DAWNDINOS is a five year research project studying the dawn of the age of dinosaurs.

It is funded by a European Research Council grant which was awarded to Professor John R. Hutchinson, scientific researcher in the field of evolutionary biomechanics based at the Royal Veterinary College in London.

Dinosaurs are among the most successful group of vertebrate animals ever to walk on the planet. Their diverse structure and functions coupled with their worldwide fossil record makes them excellent subjects for research on the evolution of movement behaviours.

Dinosaurs belong to a larger group of animals called archosaurs which includes today’s living birds and crocodiles; and also pterosaurs, which like dinosaurs (other than their descendants, birds) are extinct.

What is striking is that the earliest dinosaurs were very different from most other archosaurs – notably due to their very erect posture (keeping the legs close together near the body midline), long hindegs, and bipedalism.

Broadly speaking there two types of archosaur:

  • those more closely related to birds (bird-line) called the ornithodirans, which includes dinosaurs and pterosaurs.
  • And those more closely related to crocodiles (crocodile-line) called the pseudosuchians, which are less popularly known.


Archosaur Lineage Tree



Interestingly, during the late Triassic period about 225 million years ago (which was before the Jurassic), it was the crocodile-line animals (pseudosuchians) that dominated the landscape – they were bigger, more numerous, more diverse and more successful than dinosaurs. There were some dinosaurs around, and other ornithodirans, but they were small and few in numbers; the late Triassic was a ‘crocodile-world!’

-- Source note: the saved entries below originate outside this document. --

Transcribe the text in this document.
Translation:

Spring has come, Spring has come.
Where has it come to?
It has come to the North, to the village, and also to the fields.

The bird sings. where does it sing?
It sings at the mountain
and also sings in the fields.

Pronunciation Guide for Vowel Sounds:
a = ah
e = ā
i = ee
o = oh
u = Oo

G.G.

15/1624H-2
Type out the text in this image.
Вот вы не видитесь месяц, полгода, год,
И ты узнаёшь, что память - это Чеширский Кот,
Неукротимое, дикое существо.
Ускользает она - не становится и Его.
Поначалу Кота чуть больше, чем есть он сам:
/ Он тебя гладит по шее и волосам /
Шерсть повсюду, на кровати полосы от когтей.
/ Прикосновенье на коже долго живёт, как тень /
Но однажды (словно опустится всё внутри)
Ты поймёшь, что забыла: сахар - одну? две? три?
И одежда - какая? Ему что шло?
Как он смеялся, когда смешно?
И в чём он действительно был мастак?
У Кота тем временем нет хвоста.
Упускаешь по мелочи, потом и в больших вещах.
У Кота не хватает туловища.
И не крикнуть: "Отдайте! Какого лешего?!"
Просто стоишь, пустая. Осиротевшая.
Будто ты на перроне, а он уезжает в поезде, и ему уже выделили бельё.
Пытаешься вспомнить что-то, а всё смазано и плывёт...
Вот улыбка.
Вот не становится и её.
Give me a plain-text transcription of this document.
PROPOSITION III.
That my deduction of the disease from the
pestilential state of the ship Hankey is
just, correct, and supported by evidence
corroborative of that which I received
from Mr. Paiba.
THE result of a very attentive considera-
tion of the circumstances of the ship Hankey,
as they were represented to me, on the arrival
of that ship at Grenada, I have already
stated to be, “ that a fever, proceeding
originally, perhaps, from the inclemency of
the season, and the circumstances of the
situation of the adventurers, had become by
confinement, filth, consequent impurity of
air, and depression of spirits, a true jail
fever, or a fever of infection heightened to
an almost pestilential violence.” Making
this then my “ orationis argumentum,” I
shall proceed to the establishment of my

Then in the Jurassic and Cretaceous periods that followed, things started to change and the dinosaurs diversified and dramatically increased in numbers to become the most common, largest and most successful land vertebrates.

So between the late Triassic and the early Jurassic, something happened – the big crocodile-line animals all started to vanish from the fossil record (leaving only true crocodiles, ultimately), and were replaced by dinosaurs, which then got bigger, more numerous and more diverse as they filled the ecological space left by the pseudosuchians.